When he lands, he finds plenty of English speakers attuned to the needs of the U.S. market. He says he has never been asked to pay a bribe, a routine cost of doing business in many developing countries. And Blank says he doesn't lose sleep worrying that a competitor will swipe his company's designs, a risk in places such as China, where intellectual property rules aren't widely enforced.
"The actual going and doing and seeing and working is much easier than it is in China," said Blank, whose Costa Rica plant began production in early 2005. "Business conditions are a little easier."
Costa Rica exports more software per capita than any other country in Latin America. Computer components have supplanted bananas as the nation's largest export product. Combined, the information technology and medical clusters employ about 30,000 workers in more than 300 companies, with most of that business materializing in the last decade.

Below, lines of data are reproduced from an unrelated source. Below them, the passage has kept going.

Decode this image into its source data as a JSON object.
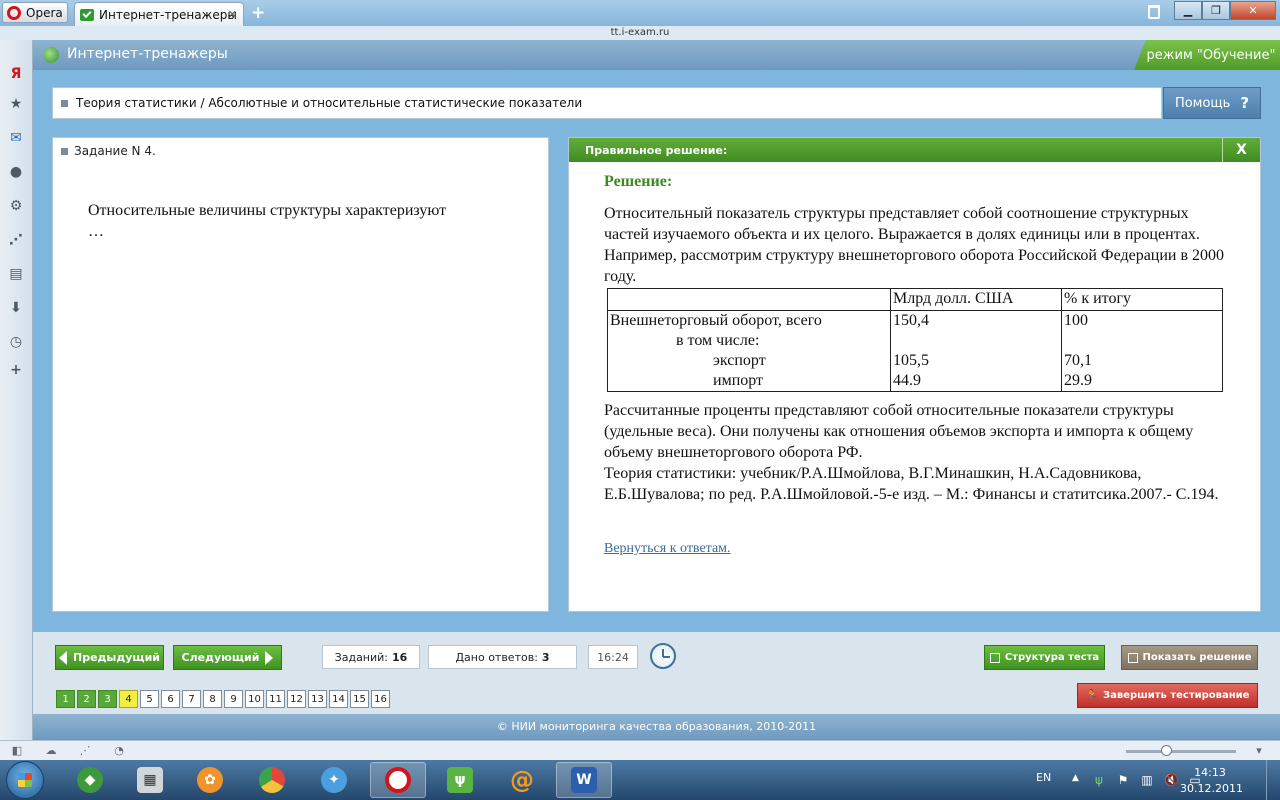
{
  "browser": {
    "menu_label": "Opera",
    "tab_title": "Интернет-тренажеры",
    "url": "tt.i-exam.ru"
  },
  "app": {
    "title": "Интернет-тренажеры",
    "mode": "режим \"Обучение\"",
    "breadcrumb": "Теория статистики / Абсолютные и относительные статистические показатели",
    "help_label": "Помощь",
    "help_glyph": "?"
  },
  "task": {
    "header": "Задание N 4.",
    "question_line1": "Относительные величины структуры характеризуют",
    "question_line2": "…"
  },
  "solution": {
    "header": "Правильное решение:",
    "close": "X",
    "title": "Решение:",
    "paragraph1": "Относительный показатель структуры представляет собой соотношение структурных частей изучаемого объекта и их целого. Выражается в долях единицы или в процентах. Например, рассмотрим структуру внешнеторгового оборота Российской Федерации в 2000 году.",
    "table": {
      "headers": [
        "",
        "Млрд долл. США",
        "% к итогу"
      ],
      "rows": [
        {
          "label": "Внешнеторговый оборот, всего",
          "v1": "150,4",
          "v2": "100"
        },
        {
          "label": "в том числе:",
          "v1": "",
          "v2": ""
        },
        {
          "label": "экспорт",
          "v1": "105,5",
          "v2": "70,1"
        },
        {
          "label": "импорт",
          "v1": "44.9",
          "v2": "29.9"
        }
      ]
    },
    "paragraph2": "Рассчитанные проценты представляют собой относительные показатели структуры (удельные веса). Они получены как отношения объемов экспорта и импорта к общему объему внешнеторгового оборота РФ.",
    "paragraph3": "Теория статистики: учебник/Р.А.Шмойлова, В.Г.Минашкин, Н.А.Садовникова, Е.Б.Шувалова; по ред. Р.А.Шмойловой.-5-е изд. – М.: Финансы и статитсика.2007.- С.194.",
    "back_link": "Вернуться к ответам."
  },
  "toolbar": {
    "prev_label": "Предыдущий",
    "next_label": "Следующий",
    "tasks_label": "Заданий:",
    "tasks_count": "16",
    "answers_label": "Дано ответов:",
    "answers_count": "3",
    "timer": "16:24",
    "structure_label": "Структура теста",
    "show_solution_label": "Показать решение",
    "finish_label": "Завершить тестирование",
    "question_numbers": [
      "1",
      "2",
      "3",
      "4",
      "5",
      "6",
      "7",
      "8",
      "9",
      "10",
      "11",
      "12",
      "13",
      "14",
      "15",
      "16"
    ],
    "answered": [
      1,
      2,
      3
    ],
    "current": 4
  },
  "footer": {
    "copyright": "© НИИ мониторинга качества образования, 2010-2011"
  },
  "taskbar": {
    "lang": "EN",
    "time": "14:13",
    "date": "30.12.2011"
  },
  "colors": {
    "green_accent": "#4f9c27",
    "header_blue": "#6e99bf",
    "current_question": "#f3ef3f",
    "finish_red": "#c1302a"
  }
}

A lot is riding on Costa Rica's ability to continue developing these sectors, which pay better than tourism and agriculture, the other pillars of its economy. With unemployment high, one-fifth of households mired in poverty and the economy growing more slowly than many would like, Costa Rican officials are banking on tech-related exports and services to keep the country climbing toward its goal of becoming the first developed nation in Central America.
Obstacles abound, the most obvious being Costa Rica's modest population, which can't produce the hoards of skilled workers needed to keep it among the top offshore destinations, said Mark Minevich, one of the authors of the outsourcing report.
He envisions Costa Rica following the path of Singapore, a small, tech-savvy nation that partners with bigger countries such as Malaysia and Indonesia, which provide much of the workforce for major projects.
"The strategy for [Costa Rica] is to do joint ventures," said Minevich, co-chair of the BTM Institute, a technology think tank based in Stamford, Conn. "And they're going to have to focus on niches."
Costa Rica's conversion from a largely farm-based economy to a tech-led one has its roots dating back more than a century. The nation made primary education free and compulsory in 1870, according to the Costa Rican Investment Board, a private entity.